Il s’agit d’abord pour les Grecs de ne pas sortir de l’euro, car ce serait très grave pour eux et pour toute l’Europe. Même si l’on dit qu’il y a eu des travaux sur cette question, il y a une position très nette des dirigeants européens pour que la Grèce reste dans l’euro. Mais ces dirigeants déclarent qu’elle doit tenir les engagements sur des plans d’austérité d’une gravité extrême, de réduction des dépenses publiques, sociales, de salaires, de retraites, des services publics.
Il y a une sorte de chantage exercé en affirmant : « Ou vous acceptez tous les engagements d’austérité, ou il n’y aura pas de soutien européen pour vos dettes publiques ».
Au contraire, pour la Grèce comme pour tous les pays européens, il faut rompre avec les plans d’austérité. Nous devons organiser une solidarité de propositions et de luttes avec les grecs.
D’ailleurs, Syriza, le Front de gauche grec, est pour l’Europe, contre une sortie de l’euro, mais pour une Europe différente.
· Quelles conséquences aurait une sortie de la Grèce de l’euro?
Ce serait catastrophique pour la Grèce et les autres pays européens.
La Grèce reviendrait à la drachme avec une dévaluation très forte par rapport à l’euro, des experts l’évaluent à 50 ou 60 %. Elle subirait une inflation considérable, une récession beaucoup plus brutale que celle déjà subie, alors qu’elle a perdu 1/5 de son PIB depuis 2008. Cela entraînerait une nouvelle contraction des dépenses publiques et sociales, donc des malheurs aggravés pour le peuple grec, avec tous les risques possibles, y compris politiques.
Tous les pays européens seraient concernés. Les prêts à la Grèce des bailleurs de fonds, de la Banque centrale européenne (BCE), du Fonds monétaire international (FMI), de la Commission européenne, du Fonds européen de stabilité financière (FESF), seraient mis en cause, avec des pertes considérables pour tous. On a pu les chiffrer entre 150 et 300 milliards d’euros dont 50 pour la France.
Autre conséquence : les risques de contagion. L’Espagne est déjà en très grande difficulté, avec les problèmes de ses banques, la hausse considérable des taux de ses emprunts publics atteignant 6,5% pour les titres à dix ans. Elle serait entraînée dans la tourmente. Or, c’est un beaucoup plus gros morceau que la Grèce. L’Italie, encore plus importante, serait aussi entraînée, sans compter les atteintes concernant d’autres pays de la zone, y compris la France.
· François Hollande veut remettre la question de la croissance au cœur des discussions européennes, est-ce justifié ?
Oui, mais quelle croissance ? Précisément, les mesures d’austérité, en réduisant les dépenses publiques et sociales, entraînent une réduction de la croissance et même des récessions qui empêchent de sortir des difficultés, en réduisant les recettes fiscales. Toute la zone euro a une difficulté de croissance, même si sa partie sud est la plus concernée.

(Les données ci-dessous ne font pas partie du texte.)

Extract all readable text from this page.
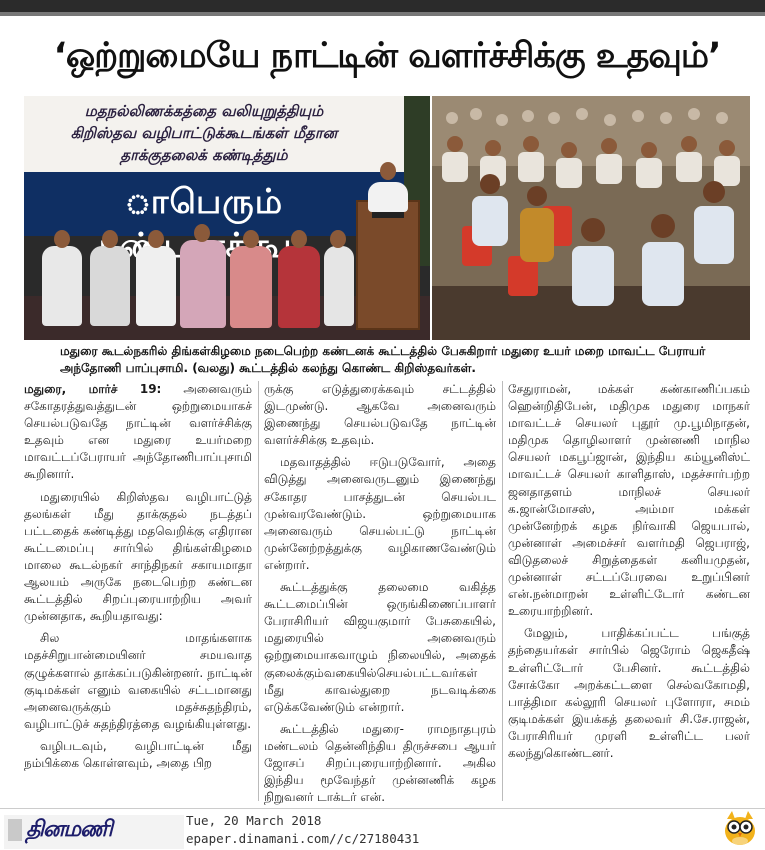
‘ஒற்றுமையே நாட்டின் வளர்ச்சிக்கு உதவும்’
மதநல்லிணக்கத்தை வலியுறுத்தியும்
கிறிஸ்தவ வழிபாட்டுக்கூடங்கள் மீதான
தாக்குதலைக் கண்டித்தும்
ாபெரும்
மதுரை கூடல்நகரில் திங்கள்கிழமை நடைபெற்ற கண்டனக் கூட்டத்தில் பேசுகிறார் மதுரை உயர் மறை மாவட்ட பேராயர் அந்தோணி பாப்புசாமி. (வலது) கூட்டத்தில் கலந்து கொண்ட கிறிஸ்தவர்கள்.

மதுரை, மார்ச் 19: அனைவரும் சகோதரத்துவத்துடன் ஒற்றுமையாகச் செயல்படுவதே நாட்டின் வளர்ச்சிக்கு உதவும் என மதுரை உயர்மறை மாவட்டப்பேராயர் அந்தோணிபாப்புசாமி கூறினார்.

மதுரையில் கிறிஸ்தவ வழிபாட்டுத் தலங்கள் மீது தாக்குதல் நடத்தப் பட்டதைக் கண்டித்து மதவெறிக்கு எதிரான கூட்டமைப்பு சார்பில் திங்கள்கிழமை மாலை கூடல்நகர் சாந்திநகர் சகாயமாதா ஆலயம் அருகே நடைபெற்ற கண்டன கூட்டத்தில் சிறப்புரையாற்றிய அவர் முன்னதாக, கூறியதாவது:

சில மாதங்களாக மதச்சிறுபான்மையினர் சமயவாத குழுக்களால் தாக்கப்படுகின்றனர். நாட்டின் குடிமக்கள் எனும் வகையில் சட்டமானது அனைவருக்கும் மதச்சுதந்திரம், வழிபாட்டுச் சுதந்திரத்தை வழங்கியுள்ளது.

வழிபடவும், வழிபாட்டின் மீது நம்பிக்கை கொள்ளவும், அதை பிற

ருக்கு எடுத்துரைக்கவும் சட்டத்தில் இடமுண்டு. ஆகவே அனைவரும் இணைந்து செயல்படுவதே நாட்டின் வளர்ச்சிக்கு உதவும்.

மதவாதத்தில் ஈடுபடுவோர், அதை விடுத்து அனைவருடனும் இணைந்து சகோதர பாசத்துடன் செயல்பட முன்வரவேண்டும். ஒற்றுமையாக அனைவரும் செயல்பட்டு நாட்டின் முன்னேற்றத்துக்கு வழிகாணவேண்டும் என்றார்.

கூட்டத்துக்கு தலைமை வகித்த கூட்டமைப்பின் ஒருங்கிணைப்பாளர் பேராசிரியர் விஜயகுமார் பேசுகையில், மதுரையில் அனைவரும் ஒற்றுமையாகவாழும் நிலையில், அதைக் குலைக்கும்வகையில்செயல்பட்டவர்கள் மீது காவல்துறை நடவடிக்கை எடுக்கவேண்டும் என்றார்.

கூட்டத்தில் மதுரை- ராமநாதபுரம் மண்டலம் தென்னிந்திய திருச்சபை ஆயர் ஜோசப் சிறப்புரையாற்றினார். அகில இந்திய மூவேந்தர் முன்னணிக் கழக நிறுவனர் டாக்டர் என்.

சேதுராமன், மக்கள் கண்காணிப்பகம் ஹென்றிதிபேன், மதிமுக மதுரை மாநகர் மாவட்டச் செயலர் புதூர் மு.பூமிநாதன், மதிமுக தொழிலாளர் முன்னணி மாநில செயலர் மகபூப்ஜான், இந்திய கம்யூனிஸ்ட் மாவட்டச் செயலர் காளிதாஸ், மதச்சார்பற்ற ஜனதாதளம் மாநிலச் செயலர் க.ஜான்மோசஸ், அம்மா மக்கள் முன்னேற்றக் கழக நிர்வாகி ஜெயபால், முன்னாள் அமைச்சர் வளர்மதி ஜெபராஜ், விடுதலைச் சிறுத்தைகள் கனியமுதன், முன்னாள் சட்டப்பேரவை உறுப்பினர் என்.நன்மாறன் உள்ளிட்டோர் கண்டன உரையாற்றினர்.

மேலும், பாதிக்கப்பட்ட பங்குத் தந்தையர்கள் சார்பில் ஜெரோம் ஜெகதீஷ் உள்ளிட்டோர் பேசினர். கூட்டத்தில் சோக்கோ அறக்கட்டளை செல்வகோமதி, பாத்திமா கல்லூரி செயலர் புளோரா, சமம் குடிமக்கள் இயக்கத் தலைவர் சி.சே.ராஜன், பேராசிரியர் முரளி உள்ளிட்ட பலர் கலந்துகொண்டனர்.

தினமணி	Tue, 20 March 2018
epaper.dinamani.com//c/27180431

Selon l’OCDE, l’ensemble de la zone devrait être en récession en 2012 avec -0,1 %. Même l’Allemagne en subit le contrecoup, car 40 à 50 % de ses exportations vont dans la zone euro. La position de François Hollande est très contradictoire. D’un côté, il affirme ce besoin de croissance, et il se prononce pour une renégociation avec l’Allemagne du traité et du pacte budgétaire, et de l’autre, il veut se contenter d’un ajout « croissance » à ce pacte.

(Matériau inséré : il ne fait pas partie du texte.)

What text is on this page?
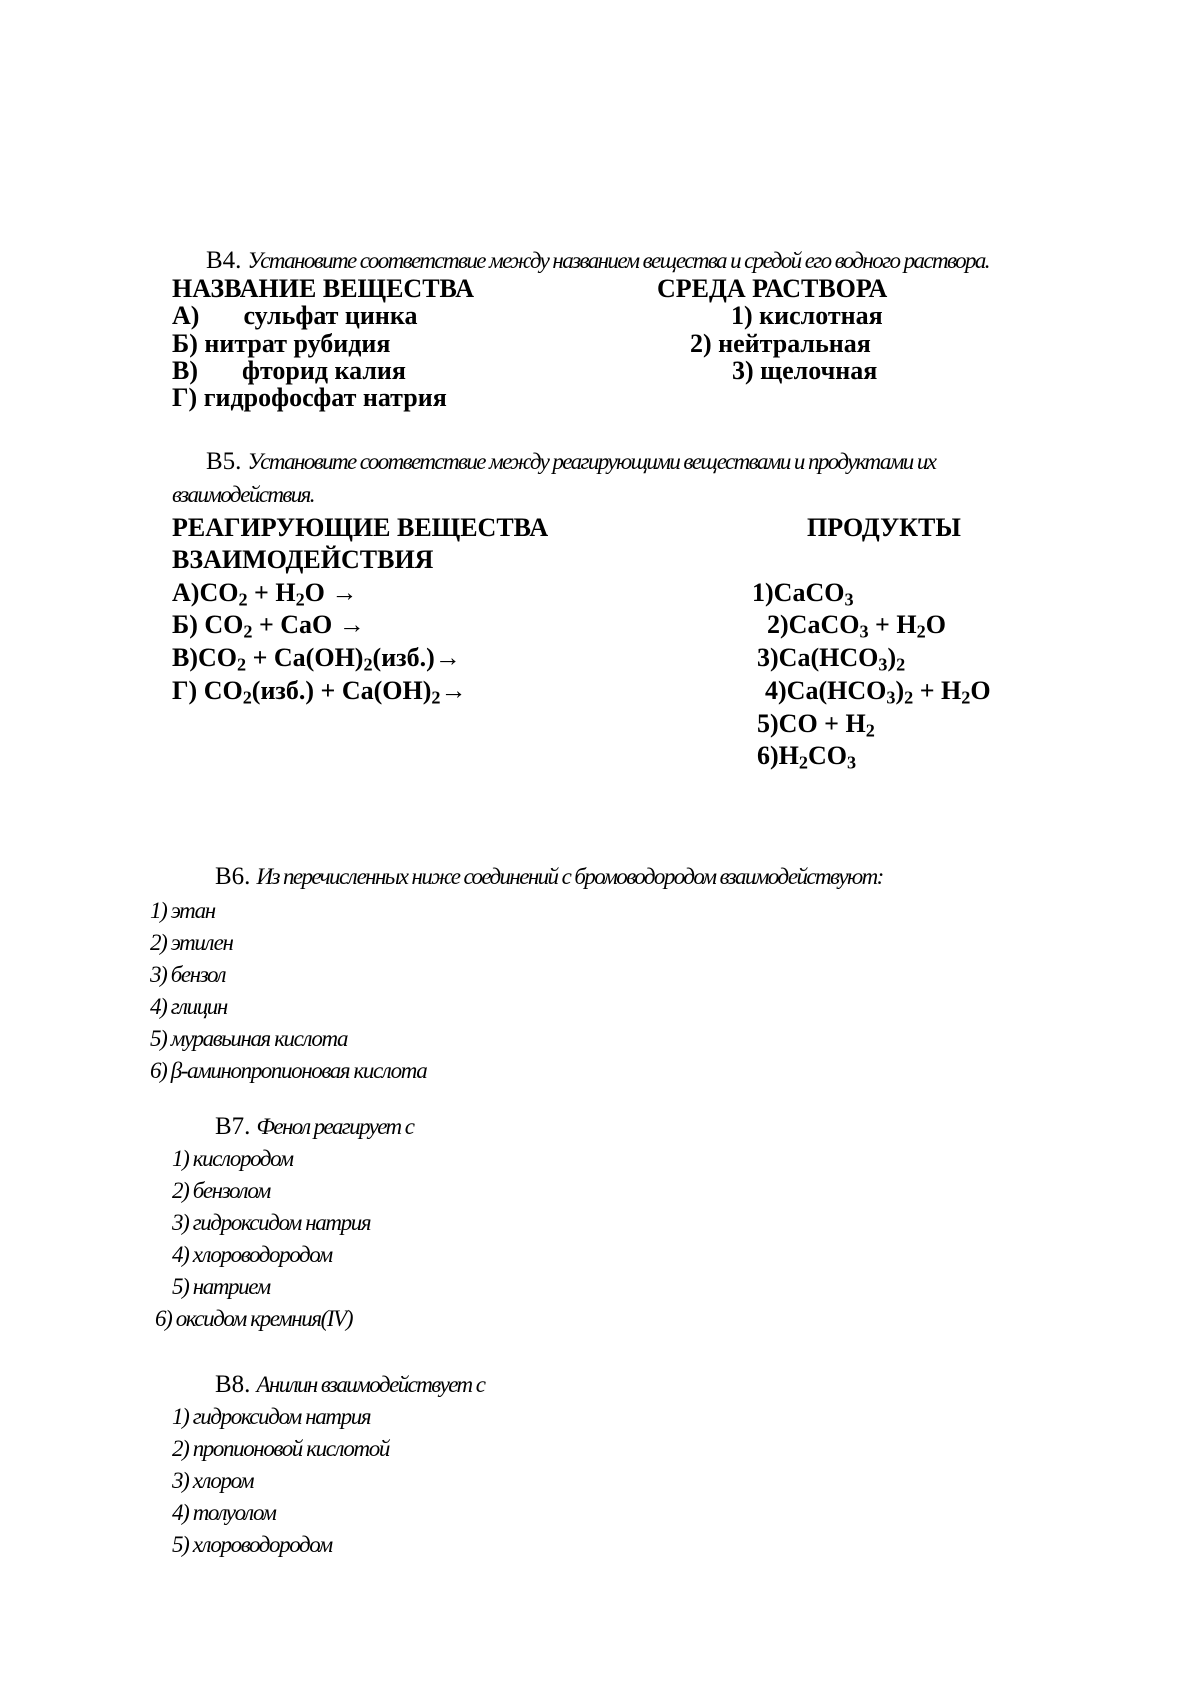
B4. Установите соответствие между названием вещества и средой его водного раствора.
НАЗВАНИЕ ВЕЩЕСТВА	СРЕДА РАСТВОРА
А) сульфат цинка
Б) нитрат рубидия
В) фторид калия
Г) гидрофосфат натрия
1) кислотная
2) нейтральная
3) щелочная
B5. Установите соответствие между реагирующими веществами и продуктами их
взаимодействия.
РЕАГИРУЮЩИЕ ВЕЩЕСТВА	ПРОДУКТЫ
ВЗАИМОДЕЙСТВИЯ
$А)CO_2 + H_2O$ →
Б) $CO_2$ + CaO →
$В)CO_2 + Ca(OH)_2(изб.)\to$
Г) $CO_2(изб.) + Ca(OH)_2\to$
1)CaCO$_3$
2)CaCO$_3$ + $H_2O$
$3)Ca(HCO_3)_2$
$4)Ca(HCO_3)_2 + H_2O$
$5)CO + H_2$
$6)H_2CO_3$
B6. Из перечисленных ниже соединений с бромоводородом взаимодействуют:
1) этан
2) этилен
3) бензол
4) глицин
5) муравьиная кислота
6) β-аминопропионовая кислота
B7. Фенол реагирует с
1) кислородом
2) бензолом
3) гидроксидом натрия
4) хлороводородом
5) натрием
6) оксидом кремния(IV)
B8. Анилин взаимодействует с
1) гидроксидом натрия
2) пропионовой кислотой
3) хлором
4) толуолом
5) хлороводородом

Il y a une contradiction grave entre conserver les mesures d’austérité, de réduction des dépenses publiques, et ajouter des mesures de croissance. En outre, François Hollande maintient pour la France la réduction du déficit à 3% en 2013 et à 0% en 2017. Mais il y a un problème de cohérence de mesures suffisamment audacieuses, pour l’efficacité d’une nouvelle croissance nécessaire.
Toutefois, ces contradictions ne doivent pas nous conduire à considérer que l’on ne peut rien faire avec François Hollande. Il est possible d’agir pour surmonter ces contradictions. Le Front de gauche peut y contribuer en mobilisant pour une autre orientation.
Il faut aussi se demander de quelle croissance il s’agit. Guido Westerwelde, ministre allemand des affaires étrangères, évoque pour la croissance une ouverture plus grande du marché du travail, avec plus de flexibilité, tout en réduisant les dépenses publiques. Cela s’oppose à une croissance réelle fondée sur le progrès social, l’emploi, la formation, des dépenses pour les services publics.
- Le président français propose de faire des eurobonds l’outil privilégié de cette relance, qu’en pensez-vous ?
François Hollande propose des eurobonds, des émissions en commun d’obligations européennes publiques pour permettre des dépenses publiques favorisant la croissance. Il y a l’opposition en Allemagne d’Angela Merkel. Elle dit que les eurobonds ne sont pas une solution pour la croissance et qu’ils sont contraires aux traités.
Des emprunts solidaires pour la croissance, oui. Mais il faudrait surtout des titres de dette publique qui ne seraient pas financés par le marché financier mais par la BCE. On peut aussi envisager des emprunts au niveau européen et des différents pays. Mais ils devraient être obligatoires, par exemple pour les compagnies d’assurances, non négociables, à très faibles taux d’intérêts.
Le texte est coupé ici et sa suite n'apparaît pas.